Era un tipo de aspecto muy tosco, y Ursula dio un paso atrás.
—¿Me dice cómo se llega a la estación, señorita?
Ursula señaló camino abajo.
—Por ahí.
—¿Le importaría enseñarme el camino, señorita? —insistió el tipo, acercándose otra vez.
—No —contestó ella—. No, gracias.
La mano del hombre salió disparada y la agarró del antebrazo. Ursula dio un tirón y consiguió soltarse, y echó a correr, sin atreverse a mirar atrás hasta que llegó a casa.
—¿Todo bien, osita? —le preguntó Hugh cuando la vio abalanzarse hacia el porche—. Pareces sin aliento.
—No, estoy bien, de verdad. —Hugh no haría más que preocuparse si le contaba lo de aquel hombre.
—Chuletas de ternera à la russe —anunció la señora Glover mientras dejaba una gran fuente de porcelana blanca sobre la mesa—. Lo digo porque la última vez que las preparé alguien dijo que no conseguía imaginar qué podían ser.
—Los Cole celebran una fiesta —le dijo Ursula a Sylvie—. Millie y yo estamos invitadas.
—Qué bien —contestó Sylvie, distraída con el contenido de la fuente de porcelana blanca, gran parte del cual se le daría más tarde a un menos exigente (o, como lo habría expresado la señora Glover, «menos maniático») terrier west highland.
La fiesta fue decepcionante. Consistió en una celebración de considerables proporciones con interminables charadas (Millie estaba en su elemento, cómo no) y adivinanzas cuyas respuestas Ursula sabía en su mayor parte, pero no conseguía hacerse oír, derrotada por la feroz velocidad competitiva de los chicos Cole y sus amigos. Ursula se sintió invisible y la única intimidad que compartió con Benjamin (ya no le parecía Ben) fue cuando él le preguntó si le apetecía un zumo de frutas y luego se olvidó de llevárselo. No hubo baile pero sí montañas de comida, y Ursula se consoló eligiendo qué servirse de una impresionante selección de postres.
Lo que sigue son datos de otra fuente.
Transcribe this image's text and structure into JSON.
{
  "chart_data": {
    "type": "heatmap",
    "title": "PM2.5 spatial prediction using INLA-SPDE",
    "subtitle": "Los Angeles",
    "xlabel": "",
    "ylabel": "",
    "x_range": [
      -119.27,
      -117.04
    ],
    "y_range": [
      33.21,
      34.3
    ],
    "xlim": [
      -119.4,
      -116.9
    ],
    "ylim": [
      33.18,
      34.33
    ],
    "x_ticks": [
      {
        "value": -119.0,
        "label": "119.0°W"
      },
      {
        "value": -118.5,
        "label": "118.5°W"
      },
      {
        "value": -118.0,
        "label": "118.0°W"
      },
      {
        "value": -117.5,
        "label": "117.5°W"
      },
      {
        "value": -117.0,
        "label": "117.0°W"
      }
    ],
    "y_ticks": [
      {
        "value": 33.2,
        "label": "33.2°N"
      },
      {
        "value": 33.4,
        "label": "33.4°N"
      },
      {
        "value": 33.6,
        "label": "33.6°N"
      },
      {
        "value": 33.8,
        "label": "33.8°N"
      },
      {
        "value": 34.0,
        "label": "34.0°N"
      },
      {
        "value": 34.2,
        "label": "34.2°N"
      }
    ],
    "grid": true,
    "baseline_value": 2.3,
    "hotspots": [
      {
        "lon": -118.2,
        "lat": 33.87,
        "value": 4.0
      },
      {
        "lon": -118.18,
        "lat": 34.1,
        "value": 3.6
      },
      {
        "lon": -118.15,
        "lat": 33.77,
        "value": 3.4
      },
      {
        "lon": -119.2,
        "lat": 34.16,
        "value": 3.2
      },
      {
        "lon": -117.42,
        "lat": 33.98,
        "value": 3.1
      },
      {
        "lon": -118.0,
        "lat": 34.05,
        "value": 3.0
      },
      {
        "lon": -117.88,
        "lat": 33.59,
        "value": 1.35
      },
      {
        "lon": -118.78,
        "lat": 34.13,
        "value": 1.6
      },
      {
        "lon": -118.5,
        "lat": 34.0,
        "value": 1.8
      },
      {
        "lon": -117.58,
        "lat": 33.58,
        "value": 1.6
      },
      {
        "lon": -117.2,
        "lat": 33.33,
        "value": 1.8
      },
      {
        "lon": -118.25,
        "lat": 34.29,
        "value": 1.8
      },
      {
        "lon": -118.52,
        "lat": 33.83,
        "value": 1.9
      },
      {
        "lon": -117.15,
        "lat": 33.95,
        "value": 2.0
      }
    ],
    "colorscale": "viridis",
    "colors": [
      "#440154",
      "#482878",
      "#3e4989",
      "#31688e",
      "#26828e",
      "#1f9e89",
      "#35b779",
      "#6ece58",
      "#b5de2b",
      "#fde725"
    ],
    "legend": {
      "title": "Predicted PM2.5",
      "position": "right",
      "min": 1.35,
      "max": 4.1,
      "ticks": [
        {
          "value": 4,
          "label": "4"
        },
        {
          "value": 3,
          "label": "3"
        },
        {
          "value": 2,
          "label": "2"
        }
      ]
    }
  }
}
La señora Cole, que patrullaba ante la comida, le comentó:
—Madre mía, con lo poquita cosa que eres, ¿dónde metes toda esa comida?
Sí, pensó Ursula mientras volvía a casa con el ánimo por los suelos, soy tan poquita cosa que nadie ha reparado siquiera en mi presencia.
—¿Te han dado pastel? —le preguntó un ansioso Teddy cuando entró por la puerta.
—Un montón.
Se sentaron en la terraza y compartieron el enorme pedazo de pastel que le había dado la señora Cole antes de irse, y del que Jock recibió su ración correspondiente. Cuando un gran zorro apareció trotando en el jardín a la luz del crepúsculo, Ursula le arrojó un trozo, pero el animal lo observó con el desdén de un carnívoro.